The science of happiness: positive psychology in international student quidance

“A Mosaic of Cultures” was the theme of the conference I participated in in Seville, Spain. It is a conference for international educators, arranged by EAIE, European Association for International Education. It is annual conference, and in September 2018 it will take place in Geneva, Switzerland, and the year after, in 2019, in Helsinki. The conference is a great place to learn, to meet colleagues from other countries and look for new partners. EAIE’s goal is internationalization of higher education in Europe.

During the conference, I attended a session: “The science of happiness: positive psychology in international student guidance”

The speakers were: Frank Haber, Jacobs University Bremen GmbH, Germany, and Jessica Price, Culturally Sensitive Training & Psychotherapy Practice, Germany.

What is positive psychology?

  • Dealing with what’s right, rather than what’s wrong with you. Namely life satisfaction, meaning, engagement.
  • Happy life (having money, love, etc..)
  • Good life (aiming at flow, about being someone or something, not so much about having something)
  • Meaningful life (means something for others..)

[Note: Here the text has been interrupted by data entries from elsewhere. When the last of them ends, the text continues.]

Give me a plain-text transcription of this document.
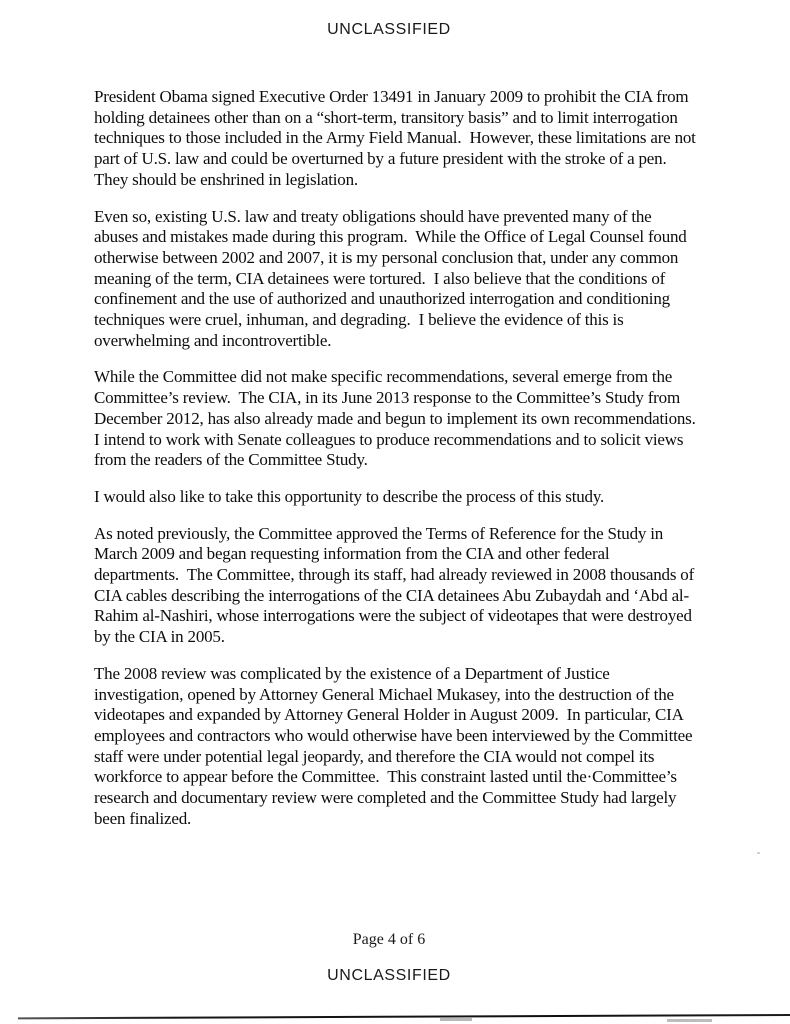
UNCLASSIFIED

President Obama signed Executive Order 13491 in January 2009 to prohibit the CIA from holding detainees other than on a “short-term, transitory basis” and to limit interrogation techniques to those included in the Army Field Manual.  However, these limitations are not part of U.S. law and could be overturned by a future president with the stroke of a pen.  They should be enshrined in legislation.

Even so, existing U.S. law and treaty obligations should have prevented many of the abuses and mistakes made during this program.  While the Office of Legal Counsel found otherwise between 2002 and 2007, it is my personal conclusion that, under any common meaning of the term, CIA detainees were tortured.  I also believe that the conditions of confinement and the use of authorized and unauthorized interrogation and conditioning techniques were cruel, inhuman, and degrading.  I believe the evidence of this is overwhelming and incontrovertible.

While the Committee did not make specific recommendations, several emerge from the Committee’s review.  The CIA, in its June 2013 response to the Committee’s Study from December 2012, has also already made and begun to implement its own recommendations.  I intend to work with Senate colleagues to produce recommendations and to solicit views from the readers of the Committee Study.

I would also like to take this opportunity to describe the process of this study.

As noted previously, the Committee approved the Terms of Reference for the Study in March 2009 and began requesting information from the CIA and other federal departments.  The Committee, through its staff, had already reviewed in 2008 thousands of CIA cables describing the interrogations of the CIA detainees Abu Zubaydah and ‘Abd al-Rahim al-Nashiri, whose interrogations were the subject of videotapes that were destroyed by the CIA in 2005.

The 2008 review was complicated by the existence of a Department of Justice investigation, opened by Attorney General Michael Mukasey, into the destruction of the videotapes and expanded by Attorney General Holder in August 2009.  In particular, CIA employees and contractors who would otherwise have been interviewed by the Committee staff were under potential legal jeopardy, and therefore the CIA would not compel its workforce to appear before the Committee.  This constraint lasted until the·Committee’s research and documentary review were completed and the Committee Study had largely been finalized.

Page 4 of 6
UNCLASSIFIED
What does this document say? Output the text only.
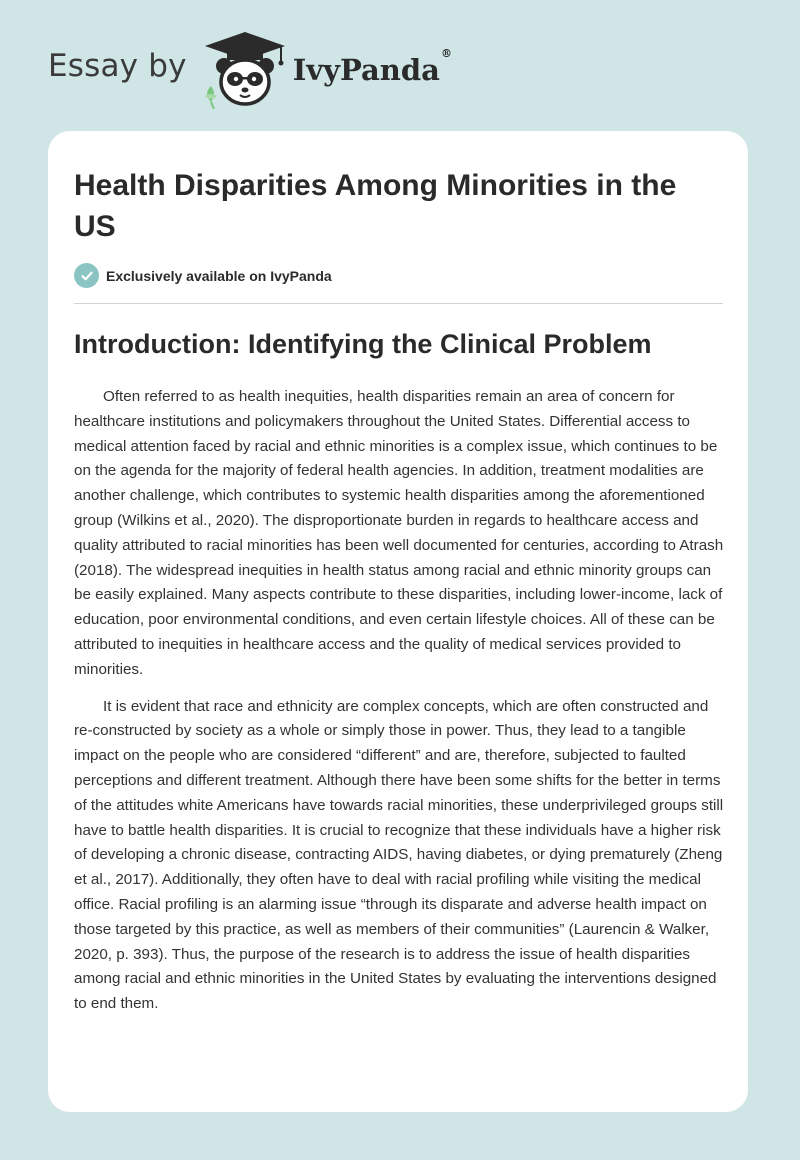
Essay by	IvyPanda®
Health Disparities Among Minorities in the US
Exclusively available on IvyPanda
Introduction: Identifying the Clinical Problem

Often referred to as health inequities, health disparities remain an area of concern for healthcare institutions and policymakers throughout the United States. Differential access to medical attention faced by racial and ethnic minorities is a complex issue, which continues to be on the agenda for the majority of federal health agencies. In addition, treatment modalities are another challenge, which contributes to systemic health disparities among the aforementioned group (Wilkins et al., 2020). The disproportionate burden in regards to healthcare access and quality attributed to racial minorities has been well documented for centuries, according to Atrash (2018). The widespread inequities in health status among racial and ethnic minority groups can be easily explained. Many aspects contribute to these disparities, including lower-income, lack of education, poor environmental conditions, and even certain lifestyle choices. All of these can be attributed to inequities in healthcare access and the quality of medical services provided to minorities.

It is evident that race and ethnicity are complex concepts, which are often constructed and re-constructed by society as a whole or simply those in power. Thus, they lead to a tangible impact on the people who are considered “different” and are, therefore, subjected to faulted perceptions and different treatment. Although there have been some shifts for the better in terms of the attitudes white Americans have towards racial minorities, these underprivileged groups still have to battle health disparities. It is crucial to recognize that these individuals have a higher risk of developing a chronic disease, contracting AIDS, having diabetes, or dying prematurely (Zheng et al., 2017). Additionally, they often have to deal with racial profiling while visiting the medical office. Racial profiling is an alarming issue “through its disparate and adverse health impact on those targeted by this practice, as well as members of their communities” (Laurencin & Walker, 2020, p. 393). Thus, the purpose of the research is to address the issue of health disparities among racial and ethnic minorities in the United States by evaluating the interventions designed to end them.
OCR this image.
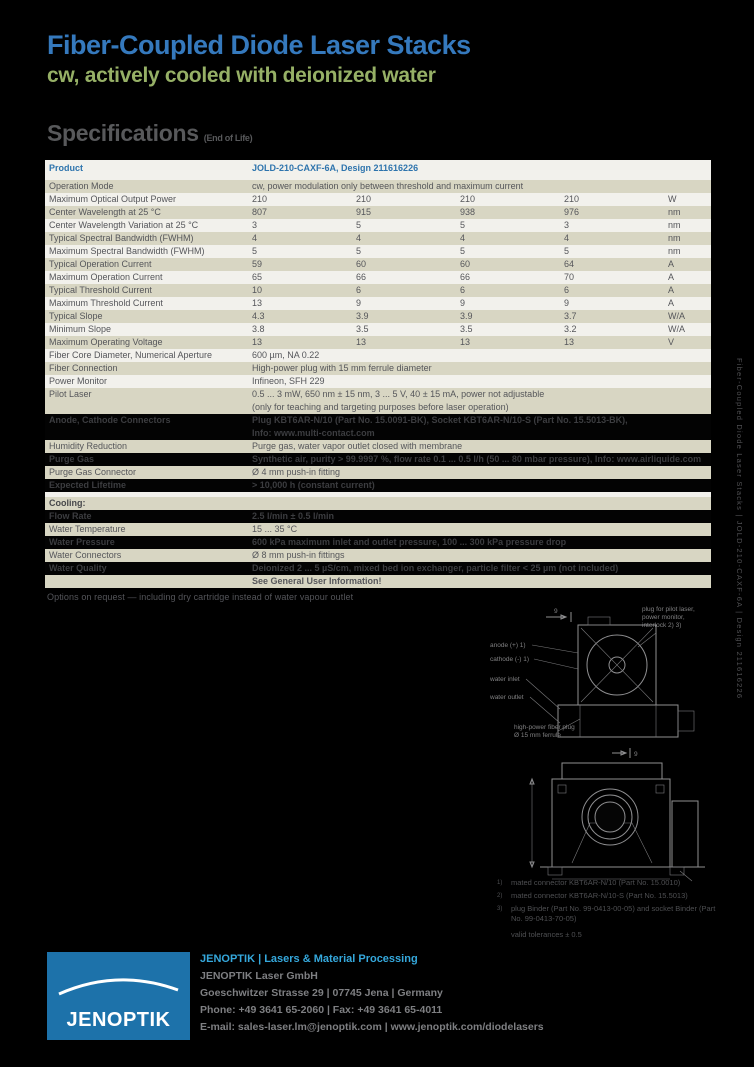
Fiber-Coupled Diode Laser Stacks
cw, actively cooled with deionized water
Specifications (End of Life)
Product	JOLD-210-CAXF-6A, Design 211616226
Operation Mode	cw, power modulation only between threshold and maximum current
Maximum Optical Output Power	210	210	210	210	W
Center Wavelength at 25 °C	807	915	938	976	nm
Center Wavelength Variation at 25 °C	3	5	5	3	nm
Typical Spectral Bandwidth (FWHM)	4	4	4	4	nm
Maximum Spectral Bandwidth (FWHM)	5	5	5	5	nm
Typical Operation Current	59	60	60	64	A
Maximum Operation Current	65	66	66	70	A
Typical Threshold Current	10	6	6	6	A
Maximum Threshold Current	13	9	9	9	A
Typical Slope	4.3	3.9	3.9	3.7	W/A
Minimum Slope	3.8	3.5	3.5	3.2	W/A
Maximum Operating Voltage	13	13	13	13	V
Fiber Core Diameter, Numerical Aperture	600 µm, NA 0.22
Fiber Connection	High-power plug with 15 mm ferrule diameter
Power Monitor	Infineon, SFH 229
Pilot Laser	0.5 ... 3 mW, 650 nm ± 15 nm, 3 ... 5 V, 40 ± 15 mA, power not adjustable
(only for teaching and targeting purposes before laser operation)
Anode, Cathode Connectors	Plug KBT6AR-N/10 (Part No. 15.0091-BK), Socket KBT6AR-N/10-S (Part No. 15.5013-BK),
Info: www.multi-contact.com
Humidity Reduction	Purge gas, water vapor outlet closed with membrane
Purge Gas	Synthetic air, purity > 99.9997 %, flow rate 0.1 ... 0.5 l/h (50 ... 80 mbar pressure), Info: www.airliquide.com
Purge Gas Connector	Ø 4 mm push-in fitting
Expected Lifetime	> 10,000 h (constant current)
Cooling:
Flow Rate	2.5 l/min ± 0.5 l/min
Water Temperature	15 ... 35 °C
Water Pressure	600 kPa maximum inlet and outlet pressure, 100 ... 300 kPa pressure drop
Water Connectors	Ø 8 mm push-in fittings
Water Quality	Deionized 2 ... 5 µS/cm, mixed bed ion exchanger, particle filter < 25 µm (not included)
See General User Information!
Options on request — including dry cartridge instead of water vapour outlet
anode (+) 1)
cathode (-) 1)
water inlet
water outlet
high-power fiber plug
Ø 15 mm ferrule
plug for pilot laser,
power monitor,
interlock 2) 3)
9
9
1)	mated connector KBT6AR-N/10 (Part No. 15.0010)
2)	mated connector KBT6AR-N/10-S (Part No. 15.5013)
3)	plug Binder (Part No. 99-0413-00-05) and socket Binder (Part No. 99-0413-70-05)
valid tolerances ± 0.5
Fiber-Coupled Diode Laser Stacks | JOLD-210-CAXF-6A | Design 211616226
JENOPTIK
JENOPTIK | Lasers & Material Processing
JENOPTIK Laser GmbH
Goeschwitzer Strasse 29 | 07745 Jena | Germany
Phone: +49 3641 65-2060 | Fax: +49 3641 65-4011
E-mail: sales-laser.lm@jenoptik.com | www.jenoptik.com/diodelasers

According to Frank Haber, positive psychology focuses on what makes life worth living: positive emotions, character strengths and positive habit building. For higher education practitioners seeking to improve the student experience and quality of life on their campuses, this area of practice could be of great use.

In addition to acculturative stress, international students go through transition while on exchange: the next step in their lives is - adulthood. They process becoming more independent, they negotiate identity, dealing with such questions like “who am I” The transition may cause them anxiety, confusion, homesickness, among other distressing emotions.

Jessica Price delivers a course “Introduction to Positive Psychology. A Course for Non-Psychologists” for international students coming to the University of Applied Sciences in Bremen. The goal of the course is to present them with the core concepts that would be particularly helpful for those who struggle with acculturative stress and identity development. The course has four pillars:

  • Understanding emotions
  • Resilience
  • Creativity and Flow
  • Goal setting and visualization

You can read more on Jessica’s blog:

Frank Haber gives five questions as a tip for international coordinators, who have a confused student in their office, wondering what decisions to make in their lives. Questions like: “Should I complete my placement abroad or should I stay at home?” Coordinators can help the students by asking five particular questions. The questions:

  • What makes your heart sing?
  • What is the worst thing that could happen?
  • What are you holding on to that you should let go of? (Kübler-Ross change curve)
  • What do you know better for next time?
  • What would you advice someone you love? (Self-compassion is simply giving the same kindness to ourselves)

I actually practised this with my students already, and the results are amazing. The students feel more happy, and prepared to solve their problems and make their decisions. After all, it is the meaning to give the students the tools to find the solutions themselves, not to give them the right answers.